Helen Plates era negra y rubia natural, también del Medio Oeste. Se quejaba de todo, desde la política hasta el agua para beber, desde los negros pobres a los blancos ricos. Nunca conseguía llegar a tiempo al trabajo, pero era la mejor trabajadora que tenía junto con Garland, y a Helen nunca le importaba si le pedía que se quedase un poco más. Creo que le gustaba quedarse hasta tarde, porque su marido estaba inválido y para cuidarlo debía trabajar mucho más duro que en el Truth.
– Lo siento, señor Rawlins -dijo-. Como sabe, tengo que procurar que Edgar se tome las pastillas antes de irme. Su prima, Opal, se queda a vigilarlo y le da la sopa, pero no sabe darle las pastillas. Ya sabe: tiene que tomar las pastillas azules cada tres horas; las rosas, de dos en dos, cada cinco, y luego están las cuadradas que se toma cada hora, y las redondas y blancas que se toma tres veces al día. La primera vez que dejé a Edgar con Opal, se las dio todas a la vez a las diez y media. Llamé al doctor Harrell y le hicieron un lavado de estómago en urgencias, en el hospital.
– Pero si no confía en Opal, ¿qué hace durante todo el resto del día? -le pregunté.
– Tengo que llamar cada vez que él se tiene que tomar una pastilla.
Mi siguiente pregunta podía haber sido: «Y si lo único que tiene que hacer es llamar, ¿por qué ha tenido que quedarse hasta tarde esta mañana?». Pero le pregunté:
– ¿Tiene la dirección de Mercury?
El amable parloteo de la señora Plates se apagó entonces. Se echó hacia atrás en la silla y apartó la cara, como si de repente yo estuviera desnudo y tuviera que avergonzarme de mí mismo.
– Eso es algo personal, señor Rawlins.
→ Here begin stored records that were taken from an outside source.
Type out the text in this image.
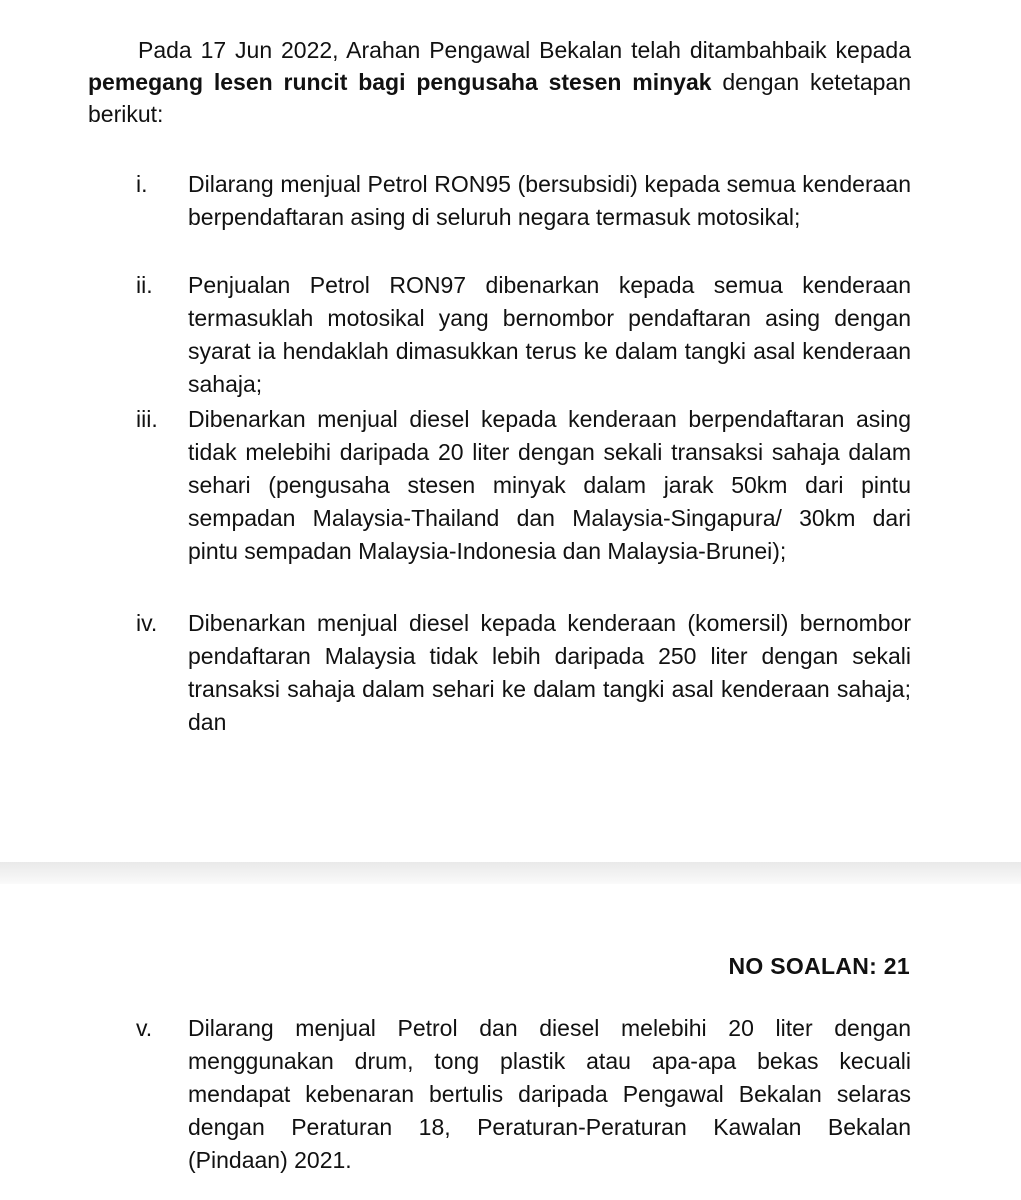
Pada 17 Jun 2022, Arahan Pengawal Bekalan telah ditambahbaik kepada pemegang lesen runcit bagi pengusaha stesen minyak dengan ketetapan berikut:

i.	Dilarang menjual Petrol RON95 (bersubsidi) kepada semua kenderaan berpendaftaran asing di seluruh negara termasuk motosikal;
ii.	Penjualan Petrol RON97 dibenarkan kepada semua kenderaan termasuklah motosikal yang bernombor pendaftaran asing dengan syarat ia hendaklah dimasukkan terus ke dalam tangki asal kenderaan sahaja;
iii.	Dibenarkan menjual diesel kepada kenderaan berpendaftaran asing tidak melebihi daripada 20 liter dengan sekali transaksi sahaja dalam sehari (pengusaha stesen minyak dalam jarak 50km dari pintu sempadan Malaysia-Thailand dan Malaysia-Singapura/ 30km dari pintu sempadan Malaysia-Indonesia dan Malaysia-Brunei);
iv.	Dibenarkan menjual diesel kepada kenderaan (komersil) bernombor pendaftaran Malaysia tidak lebih daripada 250 liter dengan sekali transaksi sahaja dalam sehari ke dalam tangki asal kenderaan sahaja; dan
NO SOALAN: 21
v.	Dilarang menjual Petrol dan diesel melebihi 20 liter dengan menggunakan drum, tong plastik atau apa-apa bekas kecuali mendapat kebenaran bertulis daripada Pengawal Bekalan selaras dengan Peraturan 18, Peraturan-Peraturan Kawalan Bekalan (Pindaan) 2021.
No sé si Mercury quiere que vaya dando sus datos por ahí.
– No pareció importarle que usted me dijera que tenía problemas por aquel robo que había cometido, cuando eso le ayudaba -dije.
– Sssh, vamos. Mercury ya no es así. Está trabajando en la construcción en Compton, y no sabemos quién puede estar escuchando detrás de la puerta.
– Escríbame su dirección, ¿quiere, señora Plates?
– Pero ¿por qué? -Veía en su cara que ella no quería decirme la verdad.